What is dirty is the navel stone: an accumulation of sebum, textile fibers, skin fat, dirt, and dead skin cells in the navel. That forms into a kind of black, smelly stone, an umbolite.
Because it is caked in the skin, a doctor must remove it. Blok: “We don’t see it often, but if you have a very small navel, or one that is not completely closed, dirt can remain behind and fungi can grow there.”
Drying is at least as important as washing, says Oudhof. “Skin folds can develop chafing spots due to friction of the skin and moisture. This can be caused by poor drying, sweat, or because the skin comes into contact with feces or urine.”
That applies to bedridden patients, but also to young people with obesity and women with large breasts. “That soft skin smells very unpleasant and is also painful, especially when it comes into contact with urine.” If you already have chafing spots: dry carefully dabbing.
Pus in the folds, chafing spots in the groin
You have to keep a close eye on folds, says Blok. Especially if you move little and have reduced immunity. “With chafing spots you can smell that something is wrong. Greasing cream and cotton between the folds can help.”
Acne inversa can also occur in the skin folds. You are absolutely not dirty or unkempt if you have this form of acne, emphasizes the dermatologist. Pus then forms subcutaneous passages and spreads over the skin. That inflammation is so severe that it breaks through the skin barrier, and then the pus comes out. “Don’t spread that pus with bacteria yourself by squeezing. That is dirty.”
Prevent athlete’s foot
Soap residues easily remain between the toes, clean there well and dry well, Oudhof tips. If you are at the feet anyway: keep the nails short and straight. “A thickened fungal nail is really not a pleasant sight.”
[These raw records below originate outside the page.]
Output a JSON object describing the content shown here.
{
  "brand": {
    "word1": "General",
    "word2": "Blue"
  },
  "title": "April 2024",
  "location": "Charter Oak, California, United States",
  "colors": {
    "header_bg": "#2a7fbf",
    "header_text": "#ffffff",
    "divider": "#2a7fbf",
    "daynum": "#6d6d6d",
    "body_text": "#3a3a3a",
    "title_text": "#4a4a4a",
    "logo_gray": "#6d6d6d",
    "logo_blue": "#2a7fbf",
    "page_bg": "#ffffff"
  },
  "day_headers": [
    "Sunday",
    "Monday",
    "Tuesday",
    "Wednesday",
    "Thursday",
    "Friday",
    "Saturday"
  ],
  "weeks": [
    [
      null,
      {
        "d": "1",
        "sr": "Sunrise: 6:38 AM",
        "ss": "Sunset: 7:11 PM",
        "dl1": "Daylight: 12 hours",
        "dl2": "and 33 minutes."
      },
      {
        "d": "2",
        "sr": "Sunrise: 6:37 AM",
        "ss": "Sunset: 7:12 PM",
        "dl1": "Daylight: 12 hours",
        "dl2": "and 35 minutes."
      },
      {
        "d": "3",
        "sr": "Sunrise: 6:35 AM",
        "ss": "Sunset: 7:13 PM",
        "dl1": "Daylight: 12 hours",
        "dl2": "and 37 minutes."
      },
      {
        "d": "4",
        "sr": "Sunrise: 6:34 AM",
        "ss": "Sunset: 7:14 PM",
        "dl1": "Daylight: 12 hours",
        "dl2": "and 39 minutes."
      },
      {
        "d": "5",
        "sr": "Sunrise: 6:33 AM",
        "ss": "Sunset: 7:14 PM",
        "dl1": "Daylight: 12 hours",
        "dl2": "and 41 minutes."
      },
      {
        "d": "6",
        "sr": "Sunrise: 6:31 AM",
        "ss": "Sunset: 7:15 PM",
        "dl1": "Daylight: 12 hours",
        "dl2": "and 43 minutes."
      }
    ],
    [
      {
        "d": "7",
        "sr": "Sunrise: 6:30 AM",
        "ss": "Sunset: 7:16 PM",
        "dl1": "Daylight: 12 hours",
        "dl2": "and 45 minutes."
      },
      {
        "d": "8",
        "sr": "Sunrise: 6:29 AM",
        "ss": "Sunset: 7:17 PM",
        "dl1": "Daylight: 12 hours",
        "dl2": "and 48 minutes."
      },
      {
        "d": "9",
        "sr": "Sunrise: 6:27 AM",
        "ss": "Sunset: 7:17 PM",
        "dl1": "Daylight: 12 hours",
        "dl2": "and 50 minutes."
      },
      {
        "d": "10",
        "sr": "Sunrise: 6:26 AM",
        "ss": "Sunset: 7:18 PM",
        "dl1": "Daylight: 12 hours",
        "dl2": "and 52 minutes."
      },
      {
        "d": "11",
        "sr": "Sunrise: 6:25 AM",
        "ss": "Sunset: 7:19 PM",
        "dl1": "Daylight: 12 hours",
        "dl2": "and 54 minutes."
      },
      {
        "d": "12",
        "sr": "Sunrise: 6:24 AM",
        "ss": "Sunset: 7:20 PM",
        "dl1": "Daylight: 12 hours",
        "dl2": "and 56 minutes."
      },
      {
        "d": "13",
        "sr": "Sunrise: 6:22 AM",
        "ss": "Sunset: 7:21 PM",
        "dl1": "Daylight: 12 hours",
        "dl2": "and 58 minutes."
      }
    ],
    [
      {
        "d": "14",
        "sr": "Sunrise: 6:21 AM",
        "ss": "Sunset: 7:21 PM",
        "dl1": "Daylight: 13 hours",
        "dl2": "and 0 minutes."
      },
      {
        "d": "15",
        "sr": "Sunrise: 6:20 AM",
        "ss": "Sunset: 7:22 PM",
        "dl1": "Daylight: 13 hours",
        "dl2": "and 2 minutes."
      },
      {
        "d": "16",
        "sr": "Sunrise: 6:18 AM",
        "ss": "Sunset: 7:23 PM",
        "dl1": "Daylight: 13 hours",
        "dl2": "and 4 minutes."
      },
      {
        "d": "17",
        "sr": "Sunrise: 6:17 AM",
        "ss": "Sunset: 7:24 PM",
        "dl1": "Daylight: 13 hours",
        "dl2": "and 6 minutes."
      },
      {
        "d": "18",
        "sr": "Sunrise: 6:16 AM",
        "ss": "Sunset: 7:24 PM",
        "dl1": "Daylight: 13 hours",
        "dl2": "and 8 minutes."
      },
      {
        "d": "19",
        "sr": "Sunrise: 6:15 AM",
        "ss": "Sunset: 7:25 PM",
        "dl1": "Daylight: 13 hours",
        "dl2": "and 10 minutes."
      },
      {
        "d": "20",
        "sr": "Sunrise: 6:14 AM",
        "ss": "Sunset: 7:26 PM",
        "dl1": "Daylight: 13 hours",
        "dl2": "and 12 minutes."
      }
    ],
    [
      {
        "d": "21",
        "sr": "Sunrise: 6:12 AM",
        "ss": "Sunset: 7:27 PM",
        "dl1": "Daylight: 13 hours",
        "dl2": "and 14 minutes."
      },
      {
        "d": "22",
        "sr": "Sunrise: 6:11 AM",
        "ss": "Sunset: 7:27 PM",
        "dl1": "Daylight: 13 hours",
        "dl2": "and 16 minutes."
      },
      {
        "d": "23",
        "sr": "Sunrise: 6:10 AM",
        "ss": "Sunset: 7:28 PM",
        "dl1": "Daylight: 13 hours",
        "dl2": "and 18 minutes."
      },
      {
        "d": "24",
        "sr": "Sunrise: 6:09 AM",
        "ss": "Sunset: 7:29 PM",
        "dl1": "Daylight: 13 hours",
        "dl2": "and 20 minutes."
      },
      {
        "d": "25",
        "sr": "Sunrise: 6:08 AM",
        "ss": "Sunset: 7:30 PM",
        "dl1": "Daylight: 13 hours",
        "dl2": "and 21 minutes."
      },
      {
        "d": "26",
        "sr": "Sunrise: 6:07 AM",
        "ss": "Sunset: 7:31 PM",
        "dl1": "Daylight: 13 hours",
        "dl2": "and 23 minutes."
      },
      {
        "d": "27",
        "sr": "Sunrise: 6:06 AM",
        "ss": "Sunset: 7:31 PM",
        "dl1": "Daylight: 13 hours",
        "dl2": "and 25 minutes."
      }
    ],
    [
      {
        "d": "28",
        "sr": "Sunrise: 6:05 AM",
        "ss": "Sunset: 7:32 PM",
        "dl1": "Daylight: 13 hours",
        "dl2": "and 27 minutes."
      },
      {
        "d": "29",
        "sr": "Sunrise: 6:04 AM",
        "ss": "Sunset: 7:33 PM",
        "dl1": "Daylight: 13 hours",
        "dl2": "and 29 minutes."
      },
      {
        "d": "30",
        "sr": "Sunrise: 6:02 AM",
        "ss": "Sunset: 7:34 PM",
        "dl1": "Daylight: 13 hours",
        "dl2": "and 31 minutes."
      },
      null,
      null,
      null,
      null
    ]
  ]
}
Between the fourth and fifth toe, the misfortune comes first, Blok knows. The so-called ‘toe web’ infection can then occur; a mix of infections that causes thick, white, plaques between the toes, often with a green discoloration. That can be prevented by drying well.
Shower little if you have eczema
Shower once a day or once every two days, says Blok. If you have eczema, one to two times a week. “We also advise people with a lot of eczema not to shower for six weeks. That is long, but that way the skin can rebuild itself, layer by layer.” Apply a urea cream if the skin is dry and dry well.
And, adds nurse Oudhof: don’t forget the mouth. Keep brushing well, because in elderly care she sees just a little too many people walking around with painful inflammations. “That is very nasty and causes bad breath.”